For reference, I am running on Mac OS X 10.13.3
using gcc-7 (Homebrew GCC 7.2.0_1) 7.2.0
and an x86-64 Intel processor with a cache line of 64 bytes.
Benchmakrs:
$ ./a.out
Backward Iterating...took 150101 clock cycles
$ ./a.out
Forward Iterating...took 146545 clock cycles
I would have expected forward iteration to be about 64x faster as every 64 elements should be a cache hit whereas with the backward iteration, every element should be a cache miss.
So, I called cachegrind on it. And the cache hit miss rate for both was pretty much the same:
# Left to right iteration
==21773==
==21773== I refs: 4,006,996,067
==21773== I1 misses: 5,183
==21773== LLi misses: 3,019
==21773== I1 miss rate: 0.00%
==21773== LLi miss rate: 0.00%
==21773==
==21773== D refs: 1,802,393,260 (1,401,627,925 rd + 400,765,335 wr)
==21773== D1 misses: 3,153,101 ( 1,588,104 rd + 1,564,997 wr)
==21773== LLd misses: 3,004,885 ( 1,440,660 rd + 1,564,225 wr)
==21773== D1 miss rate: 0.2% ( 0.1% + 0.4% )
==21773== LLd miss rate: 0.2% ( 0.1% + 0.4% )
==21773==
==21773== LL refs: 3,158,284 ( 1,593,287 rd + 1,564,997 wr)
==21773== LL misses: 3,007,904 ( 1,443,679 rd + 1,564,225 wr)
==21773== LL miss rate: 0.1% ( 0.0% + 0.4% )
# Right to left iteration
==21931==
==21931== I refs: 4,006,996,453
==21931== I1 misses: 5,198
==21931== LLi misses: 3,045
==21931== I1 miss rate: 0.00%
==21931== LLi miss rate: 0.00%
==21931==
==21931== D refs: 1,802,393,428 (1,401,628,038 rd + 400,765,390 wr)
==21931== D1 misses: 3,153,113 ( 1,588,079 rd + 1,565,034 wr)
==21931== LLd misses: 3,135,505 ( 1,571,219 rd + 1,564,286 wr)
==21931== D1 miss rate: 0.2% ( 0.1% + 0.4% )
==21931== LLd miss rate: 0.2% ( 0.1% + 0.4% )
==21931==
==21931== LL refs: 3,158,311 ( 1,593,277 rd + 1,565,034 wr)
==21931== LL misses: 3,138,550 ( 1,574,264 rd + 1,564,286 wr)

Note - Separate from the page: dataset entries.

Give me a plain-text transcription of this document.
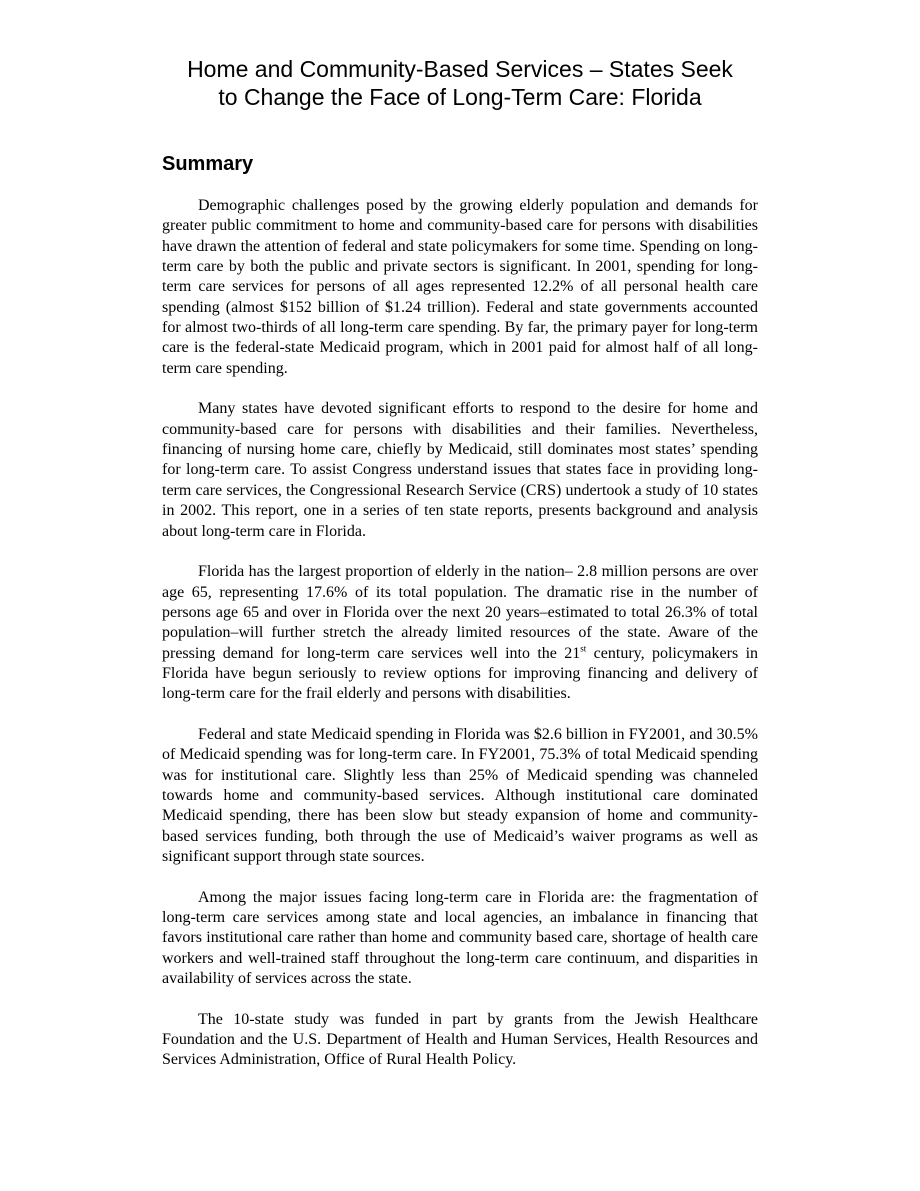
Home and Community-Based Services – States Seek
to Change the Face of Long-Term Care: Florida
Summary

Demographic challenges posed by the growing elderly population and demands for greater public commitment to home and community-based care for persons with disabilities have drawn the attention of federal and state policymakers for some time. Spending on long-term care by both the public and private sectors is significant. In 2001, spending for long-term care services for persons of all ages represented 12.2% of all personal health care spending (almost $152 billion of $1.24 trillion). Federal and state governments accounted for almost two-thirds of all long-term care spending. By far, the primary payer for long-term care is the federal-state Medicaid program, which in 2001 paid for almost half of all long-term care spending.

Many states have devoted significant efforts to respond to the desire for home and community-based care for persons with disabilities and their families. Nevertheless, financing of nursing home care, chiefly by Medicaid, still dominates most states’ spending for long-term care. To assist Congress understand issues that states face in providing long-term care services, the Congressional Research Service (CRS) undertook a study of 10 states in 2002. This report, one in a series of ten state reports, presents background and analysis about long-term care in Florida.

Florida has the largest proportion of elderly in the nation– 2.8 million persons are over age 65, representing 17.6% of its total population. The dramatic rise in the number of persons age 65 and over in Florida over the next 20 years–estimated to total 26.3% of total population–will further stretch the already limited resources of the state. Aware of the pressing demand for long-term care services well into the 21st century, policymakers in Florida have begun seriously to review options for improving financing and delivery of long-term care for the frail elderly and persons with disabilities.

Federal and state Medicaid spending in Florida was $2.6 billion in FY2001, and 30.5% of Medicaid spending was for long-term care. In FY2001, 75.3% of total Medicaid spending was for institutional care. Slightly less than 25% of Medicaid spending was channeled towards home and community-based services. Although institutional care dominated Medicaid spending, there has been slow but steady expansion of home and community-based services funding, both through the use of Medicaid’s waiver programs as well as significant support through state sources.

Among the major issues facing long-term care in Florida are: the fragmentation of long-term care services among state and local agencies, an imbalance in financing that favors institutional care rather than home and community based care, shortage of health care workers and well-trained staff throughout the long-term care continuum, and disparities in availability of services across the state.

The 10-state study was funded in part by grants from the Jewish Healthcare Foundation and the U.S. Department of Health and Human Services, Health Resources and Services Administration, Office of Rural Health Policy.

==21931== LL miss rate: 0.1% ( 0.0% + 0.4% )
Code:
#include <stdint.h>
#include <time.h>
#include <stdio.h>
#include <stdlib.h>
#define BUF_SIZE 100000000
int main() {
srand(time(NULL));
uint8_t *buf1 = (uint8_t *)malloc(BUF_SIZE);
// Fill the buf with random data
for (size_t i = 0; i < BUF_SIZE; ++i) {
buf1[i] = rand();
}
#ifdef BACKWARDS
printf("Backward Iterating...");
#else
printf("Forward Iterating...");
#endif
uint64_t sum = 0;
clock_t start = clock();
#ifdef BACKWARDS
for (size_t i = BUF_SIZE - 1; i != ~0; --i) {
#else
for (size_t i = 0; i < BUF_SIZE; ++i) {
#endif
sum += buf1[i];
}
clock_t end = clock();
printf("took %lu clock cycles\n", end - start);
printf("sum: %llu\n", sum);
free(buf1);
}
To expand on the previous answer:
Loading a full cache line granularity means that going forward or backward doesn't matter, once you hit one side of the line you get all of it. This is of course only applicable for cacheable loads and memtypes (+streaming cases that could be hit while still in the buffers).
However, this is not the full story. Modern CPUs employ hardware prefetchers that are very good in dealing with spatial locality - these would increase the granularity by prefetching additional cachelines in the same direction you're progressing. Exiting prefetchers depend on the exact architecture you're using, but common ones include next-line, adjacent-line (+/- 1 line), a stream of next lines, or IP-based strides. More info here .
These prefetchers should be symmetrical, but we don't know for sure (the exact details are not disclosed), they may have different chances or thresholds for different directions.
Another point is that cachegrind is just a cache simulation, it doesn't include effects like prefetching, and doesn't even model an accurate cache (the sizes should be ok, but replacement policy and other micro-architectural details aren't guaranteed to be the same), so you won't see the full effect. It's probably better to view the actual HW behavior using perf counters.